At the top of the loop, there are two primary forces acting on the car: the gravitational force (mg) and the normal force (N). The normal force exerted by the track must be sufficient to supply the centripetal force required to keep the car moving in a circular path.
To find the minimum value of H, we can equate the centripetal force to the sum of the gravitational force and the normal force:
Centripetal force = gravitational force + normal force
mv^2/R = mg + N
where:
m = mass of the car (assumed to be constant)
v = velocity of the car at the highest point of the loop
R = radius of the circular loop
g = acceleration due to gravity (approximately 9.8 m/s^2)
Since the velocity at the topmost point of the loop is zero (the car momentarily comes to rest), we can set v = 0. Therefore, the equation simplifies to:
0 = mg + N
Since the weight of the car (mg) is downward and the normal force (N) is upward, their magnitudes will be equal but opposite in direction. So, we can rewrite the equation as:
mg = N
Substituting this equation into the earlier centripetal force equation, we get:
mv^2/R = 2mg
Canceling out the mass, the equation becomes:
v^2/R = 2g
Rearranging the equation to solve for v^2:
v^2 = 2gR
Now, we can substitute the given values:
v^2 = 2 * 9.8 m/s^2 * 20 m
v^2 = 392 m^2/s^2
Taking the square root of both sides:
v = √(392) m/s
Finally, to determine the minimum value of H, we can use the equation for kinetic energy:
KE = 0.5mv^2
where KE is the kinetic energy and m is the mass of the car.
At the top of the loop, all of the initial potential energy (mgh) is converted to kinetic energy (KE). Therefore, we can equate the potential energy to the kinetic energy:
mgh = 0.5mv^2
Canceling out the mass:
gh = 0.5v^2
Solving for H:
H = (0.5v^2)/g
Substituting the values:
H = (0.5 * (392 m^2/s^2))/9.8 m/s^2
H = 10 m
So, the minimum value of H necessary for the coaster car to stay on the loop is 10 meters.

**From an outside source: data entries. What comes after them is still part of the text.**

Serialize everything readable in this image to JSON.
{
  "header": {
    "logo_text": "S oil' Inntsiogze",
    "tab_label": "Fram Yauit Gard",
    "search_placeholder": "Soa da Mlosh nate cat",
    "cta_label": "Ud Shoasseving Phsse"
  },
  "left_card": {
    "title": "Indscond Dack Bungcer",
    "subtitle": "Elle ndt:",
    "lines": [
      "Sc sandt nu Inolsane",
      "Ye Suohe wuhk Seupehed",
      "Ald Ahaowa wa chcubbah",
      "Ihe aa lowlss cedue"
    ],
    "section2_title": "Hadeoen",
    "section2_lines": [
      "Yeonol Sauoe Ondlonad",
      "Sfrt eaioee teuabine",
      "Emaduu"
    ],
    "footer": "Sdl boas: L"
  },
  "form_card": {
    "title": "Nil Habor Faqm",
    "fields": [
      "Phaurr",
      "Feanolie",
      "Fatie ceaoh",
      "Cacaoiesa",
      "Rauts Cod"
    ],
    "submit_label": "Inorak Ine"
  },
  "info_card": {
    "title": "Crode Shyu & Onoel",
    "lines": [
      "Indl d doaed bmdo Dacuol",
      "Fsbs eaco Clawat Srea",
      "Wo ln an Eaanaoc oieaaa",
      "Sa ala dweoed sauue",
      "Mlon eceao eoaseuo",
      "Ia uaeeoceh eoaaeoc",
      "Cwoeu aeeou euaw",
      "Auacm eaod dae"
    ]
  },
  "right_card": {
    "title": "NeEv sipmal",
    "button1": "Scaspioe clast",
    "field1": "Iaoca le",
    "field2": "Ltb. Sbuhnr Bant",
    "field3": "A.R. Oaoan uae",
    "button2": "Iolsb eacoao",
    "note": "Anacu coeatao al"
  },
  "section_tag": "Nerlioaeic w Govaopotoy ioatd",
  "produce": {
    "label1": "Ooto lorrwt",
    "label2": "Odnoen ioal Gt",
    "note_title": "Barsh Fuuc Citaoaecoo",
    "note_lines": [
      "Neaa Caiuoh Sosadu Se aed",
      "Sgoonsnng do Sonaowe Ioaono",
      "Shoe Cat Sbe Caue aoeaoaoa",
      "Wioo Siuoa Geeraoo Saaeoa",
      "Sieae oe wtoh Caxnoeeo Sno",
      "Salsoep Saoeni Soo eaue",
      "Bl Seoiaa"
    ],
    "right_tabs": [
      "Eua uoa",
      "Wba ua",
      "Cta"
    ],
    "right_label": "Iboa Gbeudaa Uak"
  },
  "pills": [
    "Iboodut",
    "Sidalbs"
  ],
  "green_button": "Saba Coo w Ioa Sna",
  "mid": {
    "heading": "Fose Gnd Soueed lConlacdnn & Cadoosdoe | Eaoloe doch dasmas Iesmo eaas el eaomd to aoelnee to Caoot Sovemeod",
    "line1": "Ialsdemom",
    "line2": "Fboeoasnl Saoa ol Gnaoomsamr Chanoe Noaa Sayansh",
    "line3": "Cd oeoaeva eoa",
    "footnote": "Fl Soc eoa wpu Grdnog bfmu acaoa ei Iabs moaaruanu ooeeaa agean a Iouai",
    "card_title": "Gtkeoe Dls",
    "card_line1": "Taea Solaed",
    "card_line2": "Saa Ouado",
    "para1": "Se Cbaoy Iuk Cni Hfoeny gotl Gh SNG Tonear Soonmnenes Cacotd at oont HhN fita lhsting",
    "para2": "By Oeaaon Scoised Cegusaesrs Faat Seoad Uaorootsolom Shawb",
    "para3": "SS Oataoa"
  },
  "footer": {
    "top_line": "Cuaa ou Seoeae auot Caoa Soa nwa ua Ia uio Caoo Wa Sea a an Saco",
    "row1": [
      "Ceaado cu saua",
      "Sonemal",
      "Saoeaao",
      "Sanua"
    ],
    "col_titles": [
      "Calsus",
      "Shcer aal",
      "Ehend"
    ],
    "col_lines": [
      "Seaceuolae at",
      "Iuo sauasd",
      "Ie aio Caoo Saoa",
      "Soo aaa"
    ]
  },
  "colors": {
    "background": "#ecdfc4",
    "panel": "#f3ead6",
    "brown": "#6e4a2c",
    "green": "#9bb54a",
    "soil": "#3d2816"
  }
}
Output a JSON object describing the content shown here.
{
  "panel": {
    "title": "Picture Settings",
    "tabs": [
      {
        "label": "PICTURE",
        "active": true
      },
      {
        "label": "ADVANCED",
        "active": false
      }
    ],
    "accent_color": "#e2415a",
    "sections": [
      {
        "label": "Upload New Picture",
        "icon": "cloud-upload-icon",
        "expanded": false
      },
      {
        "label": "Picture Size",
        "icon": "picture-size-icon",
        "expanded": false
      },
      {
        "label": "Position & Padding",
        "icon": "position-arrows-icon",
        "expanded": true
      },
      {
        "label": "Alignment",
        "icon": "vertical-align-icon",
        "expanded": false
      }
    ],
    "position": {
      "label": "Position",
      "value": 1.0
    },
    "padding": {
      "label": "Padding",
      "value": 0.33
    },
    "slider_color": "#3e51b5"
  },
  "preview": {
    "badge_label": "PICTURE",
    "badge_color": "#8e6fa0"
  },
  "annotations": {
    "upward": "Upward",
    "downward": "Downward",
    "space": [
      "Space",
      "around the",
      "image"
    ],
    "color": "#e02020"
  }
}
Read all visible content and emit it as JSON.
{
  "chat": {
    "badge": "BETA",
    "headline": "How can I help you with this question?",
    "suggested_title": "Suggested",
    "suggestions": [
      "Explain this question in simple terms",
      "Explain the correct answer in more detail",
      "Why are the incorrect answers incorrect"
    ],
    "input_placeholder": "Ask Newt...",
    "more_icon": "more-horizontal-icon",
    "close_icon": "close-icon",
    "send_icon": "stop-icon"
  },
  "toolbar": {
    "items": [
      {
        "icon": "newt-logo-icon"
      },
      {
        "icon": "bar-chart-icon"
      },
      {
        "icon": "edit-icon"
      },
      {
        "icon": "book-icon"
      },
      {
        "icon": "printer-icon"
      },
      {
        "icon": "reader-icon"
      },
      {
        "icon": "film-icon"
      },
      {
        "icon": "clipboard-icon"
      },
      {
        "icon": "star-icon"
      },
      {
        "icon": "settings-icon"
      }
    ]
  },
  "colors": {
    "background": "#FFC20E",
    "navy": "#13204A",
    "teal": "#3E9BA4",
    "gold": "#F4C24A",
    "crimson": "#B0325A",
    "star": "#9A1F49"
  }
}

To find the minimum value of H to prevent the coaster car from falling off the loop, we need to consider the forces acting on the car at the topmost point of the loop. At this point, there are two significant forces: the gravitational force and the normal force.
The gravitational force always acts vertically downward and can be calculated using the equation:
F_gravity = m * g,
where m is the mass of the coaster car and g is the acceleration due to gravity (approximately 9.8 m/s^2).
The normal force, denoted by N, is the force exerted by the track perpendicular to the track's surface. At the top of the loop, the normal force acts downward to counterbalance the gravitational force and prevent the car from falling off.
To determine the normal force, we need to consider the net force acting on the car. At the topmost point of the loop, the net force should provide the necessary centripetal force to keep the car moving in a circular path.
The net force is given by the equation:
F_net = N - F_gravity.
The centripetal force can be calculated as:
F_centripetal = m * (v^2 / r),
where v is the velocity of the car at the topmost point and r is the radius of the loop.
Since the car is moving in a perfect circle, the net force must equal the centripetal force:
N - F_gravity = m * (v^2 / r).
Now, let's consider the situation where the normal force is at its minimum value, which occurs when the car just barely maintains contact with the track. At this point, the normal force becomes zero, resulting in the car losing contact with the track and falling off.
To find the minimum value of H, we assume the normal force is zero and solve for H. At the topmost point, the gravitational force provides the necessary centripetal force to keep the car moving in a circular path:
m * g = m * (v^2 / r).
The mass cancels out:
g = v^2 / r.
Rearranging the equation to solve for v^2:
v^2 = g * r.
Now, we can use the conservation of energy to relate the velocity at the topmost point to the height H. At the topmost point, all the gravitational potential energy is converted to kinetic energy:
m * g * H = (1/2) * m * v^2,
where m cancels out.
Substituting the expression for v^2:
g * H = (1/2) * g * r.
The gravitational acceleration, g, cancels out:
H = (1/2) * r.
Plugging in the given radius of the loop (r = 20 m):
H = (1/2) * 20 m = 10 m.
Therefore, the minimum value of H should be 10 meters to prevent the coaster car from falling off the loop at any point.